Outre les Trios que j'évoque ci-dessus et qu'il me faudra un jour retrouver en cd tellement j'en avais aimé l'atmosphère automnale, j'avais écouté un concerto pour violon ainsi qu'une autre pièce orchestrale et puis rien d'autre avant aujourd'hui. Hier, je me suis procuré à un prix très acceptable son Concerto pour violon n°1 couplé avec sa Scottish Fantasy pour violon et orchestre, les deux opus interpétrés par Kyung Wha Chung et le "Royal Philharmonic Orchestra" sous la direction de Rudolf Kempe.

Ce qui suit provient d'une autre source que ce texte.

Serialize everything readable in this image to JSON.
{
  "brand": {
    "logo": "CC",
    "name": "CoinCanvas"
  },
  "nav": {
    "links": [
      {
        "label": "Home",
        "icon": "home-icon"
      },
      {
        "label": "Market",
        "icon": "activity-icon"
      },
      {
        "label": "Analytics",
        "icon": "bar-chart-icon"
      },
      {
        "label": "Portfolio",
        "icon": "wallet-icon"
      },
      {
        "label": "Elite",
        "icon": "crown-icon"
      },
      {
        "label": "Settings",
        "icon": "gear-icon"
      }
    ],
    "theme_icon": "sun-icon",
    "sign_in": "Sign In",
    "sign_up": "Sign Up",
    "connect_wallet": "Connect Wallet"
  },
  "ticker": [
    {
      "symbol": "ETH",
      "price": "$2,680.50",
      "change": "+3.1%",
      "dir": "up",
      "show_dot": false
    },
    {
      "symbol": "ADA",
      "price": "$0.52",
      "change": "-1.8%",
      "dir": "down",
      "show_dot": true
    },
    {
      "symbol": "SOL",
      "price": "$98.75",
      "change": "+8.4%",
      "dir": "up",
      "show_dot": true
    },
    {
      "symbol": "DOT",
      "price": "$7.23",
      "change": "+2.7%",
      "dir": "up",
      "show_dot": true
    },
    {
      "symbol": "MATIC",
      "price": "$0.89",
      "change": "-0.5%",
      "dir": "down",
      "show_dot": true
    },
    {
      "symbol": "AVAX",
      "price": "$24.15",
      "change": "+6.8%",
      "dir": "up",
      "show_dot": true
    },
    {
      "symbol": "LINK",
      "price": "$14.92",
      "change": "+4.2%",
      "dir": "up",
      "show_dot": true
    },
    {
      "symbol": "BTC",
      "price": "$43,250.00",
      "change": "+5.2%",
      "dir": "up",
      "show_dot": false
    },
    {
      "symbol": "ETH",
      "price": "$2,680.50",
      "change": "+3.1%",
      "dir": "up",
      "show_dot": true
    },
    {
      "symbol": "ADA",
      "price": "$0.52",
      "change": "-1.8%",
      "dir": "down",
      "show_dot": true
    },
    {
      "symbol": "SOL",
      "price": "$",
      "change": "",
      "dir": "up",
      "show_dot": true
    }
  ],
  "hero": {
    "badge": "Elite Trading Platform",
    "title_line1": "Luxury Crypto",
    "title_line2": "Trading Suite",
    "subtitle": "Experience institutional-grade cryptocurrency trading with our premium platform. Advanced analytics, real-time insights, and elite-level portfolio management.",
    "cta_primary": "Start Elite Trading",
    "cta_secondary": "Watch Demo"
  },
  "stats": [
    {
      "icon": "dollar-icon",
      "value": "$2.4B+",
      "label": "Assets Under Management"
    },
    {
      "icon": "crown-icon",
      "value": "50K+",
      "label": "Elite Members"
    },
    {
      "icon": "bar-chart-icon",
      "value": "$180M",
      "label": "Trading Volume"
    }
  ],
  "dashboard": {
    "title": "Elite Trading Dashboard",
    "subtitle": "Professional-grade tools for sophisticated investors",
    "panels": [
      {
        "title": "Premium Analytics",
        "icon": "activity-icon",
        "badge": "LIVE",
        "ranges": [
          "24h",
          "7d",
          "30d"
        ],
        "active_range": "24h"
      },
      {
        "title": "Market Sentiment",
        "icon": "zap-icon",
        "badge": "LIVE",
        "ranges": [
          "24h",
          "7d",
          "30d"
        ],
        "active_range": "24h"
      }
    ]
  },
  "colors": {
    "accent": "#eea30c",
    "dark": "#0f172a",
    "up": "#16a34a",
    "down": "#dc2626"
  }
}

Je croyais jusqu'à maintenant que le concerto pour violon que j'avais écouté à l'époque était le premier mais, désormais, je n'en suis plus sûr du tout. Je suis même sûr que non. Parce que le concerto que je viens d'écouter (le premier) est vraiment superbe et que j'en aurai gardé un souvenir plus précis, au même titre que celui de Beethoven ou de Brahms. En tout cas, ce Concerto pour violon n°1 de Max Bruch me plait autant que celui de Brahms et il est déjà évident pour moi qu'il a toute sa place dans une liste préférentielle.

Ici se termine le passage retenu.